If only there were a way to make it easier to embark on a monumental task. One solution is to take that massive something and break it down into manageable, bite-sized bits. Don’t look at it as one giant thing with no beginning and no end. Instead, view it as several small projects/goals that will lead you to your overall endgame.

This is standard practice in software development. Google doesn’t tell its engineers, “We need this Giant Thing. Ready? Go.” They find the natural breakdowns of said thing and convert each into a separate project or goal. Sometimes they break down those breakdowns. They’ll work on one small item at a time then move on to the next until the idea of the Giant Thing actually becomes a thing.

The key is to establish small, attainable goals and set each goal on a timeline. Suppose you want to write a manuscript and you set a goal of completing it in six months. It’s easy to say “Half a year is a long time, surely I’ll be able to finish it by then.” First of all, don’t call me Shirley. Secondly, this is a trap! Don’t let yourself fall for it.


You have a full-time job. And a family. And various other responsibilities and interests that deserve your time. For simplicity, let’s say your manuscript will be around 90,000 words—a typical length for commercial books today. Them’s a lotta words. It’s tough to sit down at your keyboard or notepad and start working when you look at it as the Giant Thing.

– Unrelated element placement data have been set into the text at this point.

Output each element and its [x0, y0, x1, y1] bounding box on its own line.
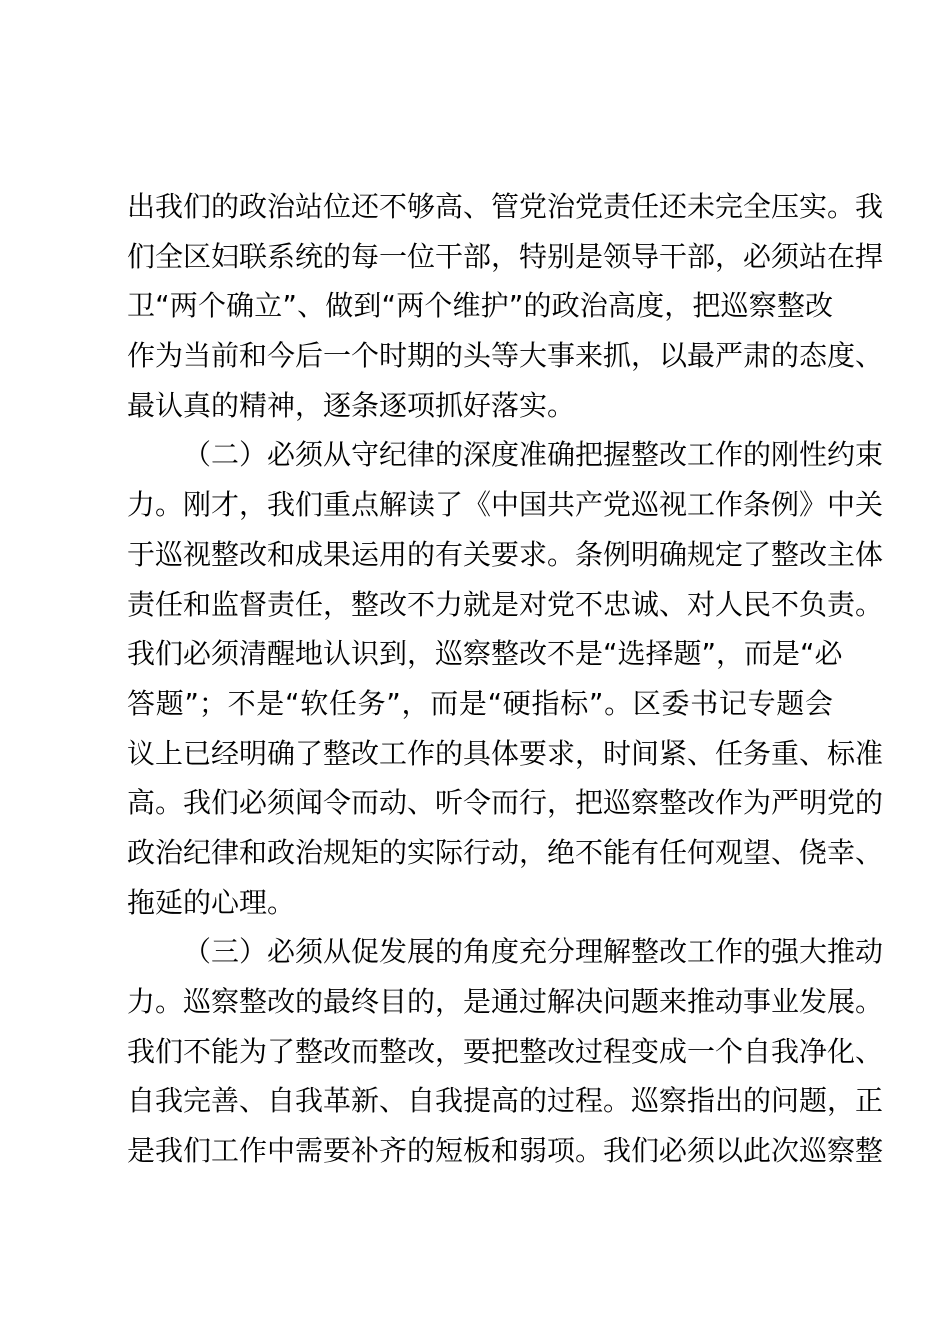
- text-line: 卫“两个确立”、做到“两个维护”的政治高度，把巡察整改: [127, 289, 833, 323]
- text-line: 高。我们必须闻令而动、听令而行，把巡察整改作为严明党的: [127, 786, 884, 820]
- text-line: 于巡视整改和成果运用的有关要求。条例明确规定了整改主体: [127, 537, 884, 571]
- text-line: 议上已经明确了整改工作的具体要求，时间紧、任务重、标准: [127, 736, 884, 770]
- paragraph: [127, 430, 884, 927]
- text-line: 最认真的精神，逐条逐项抓好落实。: [127, 388, 576, 422]
- text-line: 是我们工作中需要补齐的短板和弱项。我们必须以此次巡察整: [127, 1134, 884, 1168]
- text-line: 力。巡察整改的最终目的，是通过解决问题来推动事业发展。: [127, 985, 884, 1018]
- text-line: 作为当前和今后一个时期的头等大事来抓，以最严肃的态度、: [127, 339, 884, 373]
- document-body: [127, 182, 884, 1176]
- paragraph: [127, 927, 884, 1175]
- text-line: 我们不能为了整改而整改，要把整改过程变成一个自我净化、: [127, 1034, 884, 1068]
- paragraph: [127, 182, 884, 430]
- text-line: 出我们的政治站位还不够高、管党治党责任还未完全压实。我: [127, 190, 884, 223]
- text-line: 我们必须清醒地认识到，巡察整改不是“选择题”，而是“必: [127, 637, 843, 671]
- text-line: 拖延的心理。: [127, 885, 296, 919]
- text-line: 答题”；不是“软任务”，而是“硬指标”。区委书记专题会: [127, 686, 833, 720]
- text-line: 力。刚才，我们重点解读了《中国共产党巡视工作条例》中关: [127, 488, 884, 522]
- text-line: 政治纪律和政治规矩的实际行动，绝不能有任何观望、侥幸、: [127, 835, 884, 869]
- text-line: （三）必须从促发展的角度充分理解整改工作的强大推动: [183, 935, 884, 969]
- text-line: （二）必须从守纪律的深度准确把握整改工作的刚性约束: [183, 438, 884, 472]
- text-line: 责任和监督责任，整改不力就是对党不忠诚、对人民不负责。: [127, 587, 884, 621]
- text-line: 自我完善、自我革新、自我提高的过程。巡察指出的问题，正: [127, 1084, 884, 1118]
- text-line: 们全区妇联系统的每一位干部，特别是领导干部，必须站在捍: [127, 239, 884, 273]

Let’s break it down into a natural point that fits on a timeline—say, one month. Now you’re looking at 15,000 words per month for your goal. You’ll still reach your goal of 90,000 in the end, but the smaller number is less intimidating.

But 15,000 is still a pretty significant number, so let’s break it down further. Sticking with a natural timeline, let’s cut it down into a week. Your goal is now roughly 3,750 words per week. Seems doable, right? But with life’s obligations, it’s tough to plan out an entire week ahead of time. Monday comes and is extra-Mondayish, so you skip writing. The mid-week blurs together. Before you know it, Sunday evening arrives and you’ve only written 1,000 words—if any at all. Argghh!

Let’s keep breaking down our word-count goal, shall we? If you parse 90,000 words over six months into a daily goal, you’re looking at just over 500 words per day. This post is longer than 500 words. Shirley, you can carve enough time in your day to write only 500 words. And this doesn’t apply to just Shirley—anyone can do it.

george.gifYes, I double-dipped that joke.

Maybe it’s impossible for you to write every day. Mondays happen. The point is to look at the smallest workable chunk of the Giant Thing and make that your focus rather than the entirety of it. You can apply this to numerous things in life. If you find it overwhelming to take something on because of its enormity, think of ways to break it down into manageable bits.